General Powell’ s case, due to the stature of the person, stands out as one of the most alarming cases of capitulation and surrender to the new norms in society. I personally have been witnessing similar cases of involution for quite some time and what I find most significant is the array of contradictions that come attached to this modern societal posture.
Mr. Powell has indicated that he voted for the then Senator Barack Obama to become the 44th President of the United States on the basis of Obama’s economic plan back in 2008. It turned out that the President’s plan to restore the economy has not produced any major improvement and its scattered favorable moments have come at an enormous price tag. Using a common analogy, I know individuals who drive expensive cars and “own” luxury homes, yet the magnitude of their financial obligations would give a physical fitness guru an instant heart failure. Powell voted again for Obama in 2012, this time basing himself primarily on the social benevolence and fairness proclaimed by the President’s message of equality for all. The General has repeatedly attacked the political and social discourse of his own (up to this point) Republican Party, deeming it disenfranchised and oblivious to the needs of certain underprivileged sectors of society. A model of self-reliance, dedication and austere behavior throughout his life and career, the General now seems to embrace the exact opposite philosophy that made him a vivid American example and role model.
Among some of my friends and even family members I have discovered a similar contradictory pattern. It surprised me that many of the individuals that I know who conduct themselves in moderate, conservative, rigorous and self-sufficient fashion, are the very same individuals who threw themselves behind the predication of a socialist demagogue who sees life and society as a huge entitlement for those incapable or unwilling to sustain themselves.
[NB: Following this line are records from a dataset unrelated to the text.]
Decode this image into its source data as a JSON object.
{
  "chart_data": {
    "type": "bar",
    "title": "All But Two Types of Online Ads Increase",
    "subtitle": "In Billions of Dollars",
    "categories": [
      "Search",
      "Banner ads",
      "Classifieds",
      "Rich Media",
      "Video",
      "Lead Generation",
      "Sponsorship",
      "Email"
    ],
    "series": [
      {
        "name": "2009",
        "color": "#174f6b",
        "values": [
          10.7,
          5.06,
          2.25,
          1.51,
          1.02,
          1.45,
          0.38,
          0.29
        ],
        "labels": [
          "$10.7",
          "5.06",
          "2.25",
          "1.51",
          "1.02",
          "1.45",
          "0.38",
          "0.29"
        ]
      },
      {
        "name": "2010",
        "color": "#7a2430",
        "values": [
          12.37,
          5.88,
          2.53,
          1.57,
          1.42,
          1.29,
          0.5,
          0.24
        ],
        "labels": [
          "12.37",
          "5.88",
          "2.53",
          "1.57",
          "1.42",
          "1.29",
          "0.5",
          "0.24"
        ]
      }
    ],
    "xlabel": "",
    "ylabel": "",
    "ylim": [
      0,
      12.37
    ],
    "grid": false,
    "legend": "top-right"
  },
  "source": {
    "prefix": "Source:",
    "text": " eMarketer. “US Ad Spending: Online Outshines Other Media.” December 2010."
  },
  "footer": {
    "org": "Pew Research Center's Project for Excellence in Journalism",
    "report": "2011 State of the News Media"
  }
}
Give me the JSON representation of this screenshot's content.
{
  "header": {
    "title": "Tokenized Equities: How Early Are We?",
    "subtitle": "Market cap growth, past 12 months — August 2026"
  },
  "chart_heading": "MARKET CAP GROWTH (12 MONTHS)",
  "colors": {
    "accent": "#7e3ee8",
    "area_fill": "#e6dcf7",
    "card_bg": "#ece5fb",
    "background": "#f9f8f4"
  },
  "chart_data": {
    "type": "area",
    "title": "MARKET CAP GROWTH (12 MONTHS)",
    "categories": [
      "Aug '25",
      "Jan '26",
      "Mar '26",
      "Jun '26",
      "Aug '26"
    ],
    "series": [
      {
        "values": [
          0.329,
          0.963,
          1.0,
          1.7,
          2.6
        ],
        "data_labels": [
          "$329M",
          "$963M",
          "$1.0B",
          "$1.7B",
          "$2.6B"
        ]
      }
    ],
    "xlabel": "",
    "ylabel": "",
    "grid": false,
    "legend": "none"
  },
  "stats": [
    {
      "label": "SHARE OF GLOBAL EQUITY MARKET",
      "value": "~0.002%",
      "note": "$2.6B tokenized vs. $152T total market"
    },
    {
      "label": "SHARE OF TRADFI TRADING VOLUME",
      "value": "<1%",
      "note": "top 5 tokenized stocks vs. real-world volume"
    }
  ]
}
Even more surprising was to see the vast majority of those individuals casting their votes a second time in favor of the same charlatan who stands for the antonym of their personal values, bypassing an alternative that would have been a lot more compatible with their beliefs.
A few words and thoughts come to mind, thus I would continue elaborating and reflecting on the intricate aspects of the many paradoxes of our times: ignorance, inconformity, remorse, hypocrisy, capitulation of principle, surrendering to a greater power of persuasion and the lusty propositions of modern life.